Two weeks is two or three scale sets in saxophone.
Two weeks is buying a sandwich on the run to choir twice.
Two weeks is only putting a dent in my lesson for the prépas.
Two weeks is a quarter of the new session we’re starting in gym.
Two weeks is barely any progress in spanish class.
Two weeks is almost half of a month.
And I just said that two weeks go by in the blink of an eye, a month passes, and the only change I notice here since there really aren’t seasons is a little surprise when I start have to change from writing Sept to Oct and Oct to Nov on my worksheets. Other than that, one month flows quietly into the next, without a distinction in the whirlwind I’m waging war against. Holy accidental alliteration (can you tell my dad was a journalist?). The point is, I honestly didn’t realize much time had passed until vacation started, then I knew that I had already done 7 weeks of schooling, and had two off. 

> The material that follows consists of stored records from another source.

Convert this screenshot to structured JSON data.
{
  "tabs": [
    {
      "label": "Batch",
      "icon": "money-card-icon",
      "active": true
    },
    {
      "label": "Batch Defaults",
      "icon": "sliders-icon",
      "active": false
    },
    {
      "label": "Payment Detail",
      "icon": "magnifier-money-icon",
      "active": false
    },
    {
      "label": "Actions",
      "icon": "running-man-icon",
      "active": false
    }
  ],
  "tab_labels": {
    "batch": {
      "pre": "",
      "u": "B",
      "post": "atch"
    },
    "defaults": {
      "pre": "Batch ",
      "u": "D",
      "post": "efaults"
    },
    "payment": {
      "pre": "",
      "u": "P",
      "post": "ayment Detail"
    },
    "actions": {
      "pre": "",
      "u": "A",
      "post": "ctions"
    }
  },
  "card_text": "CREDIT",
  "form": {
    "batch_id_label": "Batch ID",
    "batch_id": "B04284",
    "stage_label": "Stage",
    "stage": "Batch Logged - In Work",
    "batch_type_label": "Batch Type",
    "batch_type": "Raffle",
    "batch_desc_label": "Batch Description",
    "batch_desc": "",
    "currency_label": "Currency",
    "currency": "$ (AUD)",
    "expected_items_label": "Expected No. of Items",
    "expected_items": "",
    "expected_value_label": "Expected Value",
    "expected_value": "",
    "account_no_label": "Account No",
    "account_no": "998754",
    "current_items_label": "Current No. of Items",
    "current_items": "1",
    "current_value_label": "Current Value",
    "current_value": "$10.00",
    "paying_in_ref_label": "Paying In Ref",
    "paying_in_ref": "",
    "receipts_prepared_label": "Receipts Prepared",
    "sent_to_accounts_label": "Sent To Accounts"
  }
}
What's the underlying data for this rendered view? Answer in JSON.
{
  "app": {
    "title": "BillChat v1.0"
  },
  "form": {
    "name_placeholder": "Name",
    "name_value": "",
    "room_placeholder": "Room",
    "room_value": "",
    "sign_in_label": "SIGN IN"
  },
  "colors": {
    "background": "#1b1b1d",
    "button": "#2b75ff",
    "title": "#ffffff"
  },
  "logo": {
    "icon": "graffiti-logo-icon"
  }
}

But those silly little two weeks are over now, just like the preceding, and the next two will fly away just as quickly.
My trip is flying by, in a flash of cypress trees, music scores and marks out of 20, in castles I didn’t have time to see (this trip), smiles of people I’ll see again soon and the days that melt away between one event and the next. On the 14th, I’m going to see Ta Bouche, an Operette where Eva and her brother will play (and sing). That’s 10 days away now, but when I first arrived at her house it was a week short of a month away. 
I’ll blink and a year will have gone by, and I’ll blink, and a year will have gone by and I’ll be gone again. 
Somehow, when I had imagined a train ride through the mountains of Province in france, I didn’t imagine as many factories, and storage plants. How strange, to look up one minute, and be in a concrete graveyard, and the next be passing a winding road that leads up to a villa on a hill, over looking infant vineyards. How beautiful, to see a 2 meter high farmhouse, in the middle of a field where a nameless farmer is storing his rusty old tools. It’s like a photograph my mother feel in love with, only a fall rendition. I guess there are seasons here after all, I just have to stop looking for red maple leaves.
Actually, I guess I wouldn’t find such a spectacle at home either, since you’re already sleeping under flurries. What a funny friend you are time, it seems to me that you steal everything that we r.